Şu Önder Sav meselesi! İyi kapattılar doğrusu. Özür - mözür dilemeden! Biz, bir gazetecinin yaptığı karikatür sebebiyle Danimarka Başbakanı'nı sıkıştıraduralım, İslam karşıtı olmak Türkiye'de çok daha kolay. Hep söylüyorum,, "İslamofobi" nin sunturlusu bizde vardır. Bizim içimizden çıkanların eline Avrupalılar ya da Amerika'daki evanjelik papazlar su dökemez. 80 yaşındaki adamın, üstelik CHP'li bir adamın, hacca gidişi ile alay eder, Peygamberini küçümsersiniz, bu yayınlanınca "Aaa, ben kamera yok zannettiydim" gibi savunmalara geçersiniz, toplum sizden bir özür beklediğinde kulağınızın üstüne yatarsınız, size duyurulamayan özür beklentisi genel başkanınıza duyurulur, o da kulağının üstüne yatar....

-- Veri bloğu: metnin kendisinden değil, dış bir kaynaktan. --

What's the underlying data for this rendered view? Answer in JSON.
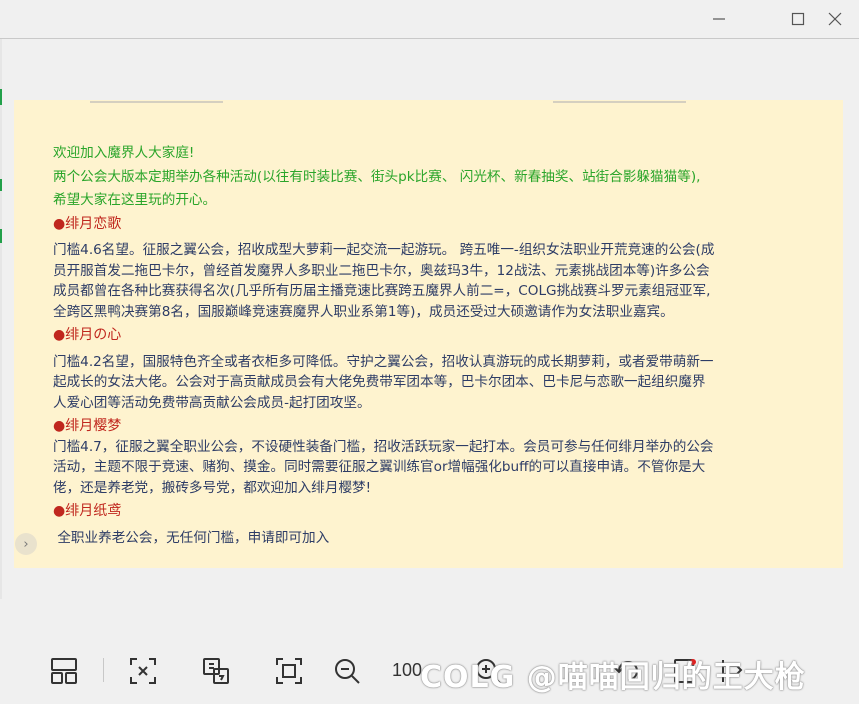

Sonra bir gün, bir tele kulak olayı elinize geçer ve özür dilemekten yırtmanın şahane bir malzemesini bulduğunuzu düşünerek meydana fırlarsınız! Bravo size! Toplum yuttu! Sayın Baykal, Sayın Önder Sav, sizin haberleşme özgürlüğünüze sonuna kadar sahip çıkıyorum. Ne bir partinin ne bir kişinin hukuk dışı olarak dinlenmesi onaylanamaz. İktidar bu işi açığa çıkarmalıdır. Bu alanda haberleşme özgürlüğüne yönelik tehditleri önleyecek yeni tedbirler alınmalıdır.

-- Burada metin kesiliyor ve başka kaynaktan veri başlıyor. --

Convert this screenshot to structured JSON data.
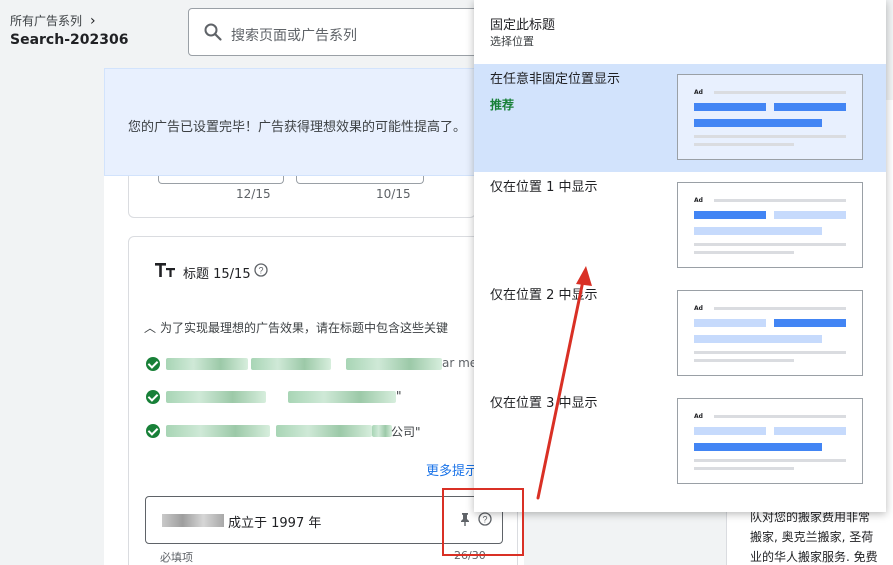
{
  "breadcrumb": {
    "parent": "所有广告系列",
    "current": "Search-202306"
  },
  "search": {
    "placeholder": "搜索页面或广告系列"
  },
  "banner": {
    "text": "您的广告已设置完毕！广告获得理想效果的可能性提高了。"
  },
  "description_counts": [
    "12/15",
    "10/15"
  ],
  "headlines": {
    "label": "标题 15/15",
    "tip": "为了实现最理想的广告效果，请在标题中包含这些关键",
    "keywords": [
      "ar me",
      "\"",
      "公司\""
    ],
    "more_tips": "更多提示",
    "input_value": "成立于 1997 年",
    "required": "必填项",
    "char_count": "26/30"
  },
  "pin_popup": {
    "title": "固定此标题",
    "subtitle": "选择位置",
    "options": [
      {
        "label": "在任意非固定位置显示",
        "recommended": "推荐",
        "selected": true
      },
      {
        "label": "仅在位置 1 中显示",
        "selected": false
      },
      {
        "label": "仅在位置 2 中显示",
        "selected": false
      },
      {
        "label": "仅在位置 3 中显示",
        "selected": false
      }
    ],
    "ad_tag": "Ad"
  },
  "preview": {
    "lines": [
      "队对您的搬家费用非常",
      "搬家, 奥克兰搬家, 圣荷",
      "业的华人搬家服务. 免费"
    ]
  },
  "colors": {
    "accent": "#1a73e8",
    "success": "#188038",
    "highlight": "#d93025",
    "selected_bg": "#d2e3fc"
  }
}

Bunun için gösterdiğiniz tepki, şu anda yargısız infaz gibi görünüyorsa da, anlaşılabilir. Ama, bilesiniz ki, basın toplantınızda o ayıplı konuyu müthiş bir kıvraklıkla ekarte ettiğinizi zannetseniz bile yutmadık! Önder Sav'ın, kamera arkasında zannederek yaptığı çirkinliğin özür borcu orada duruyor. Danimarka Başbakanı'na bir karikatüristin özür borcu sorulduğu gibi sizlere de, bu çirkinliğin özür borcu sorulacaktır. Bu iş, "Din de bizim" afişleriyle din istismarı yapmaya benzemiyor.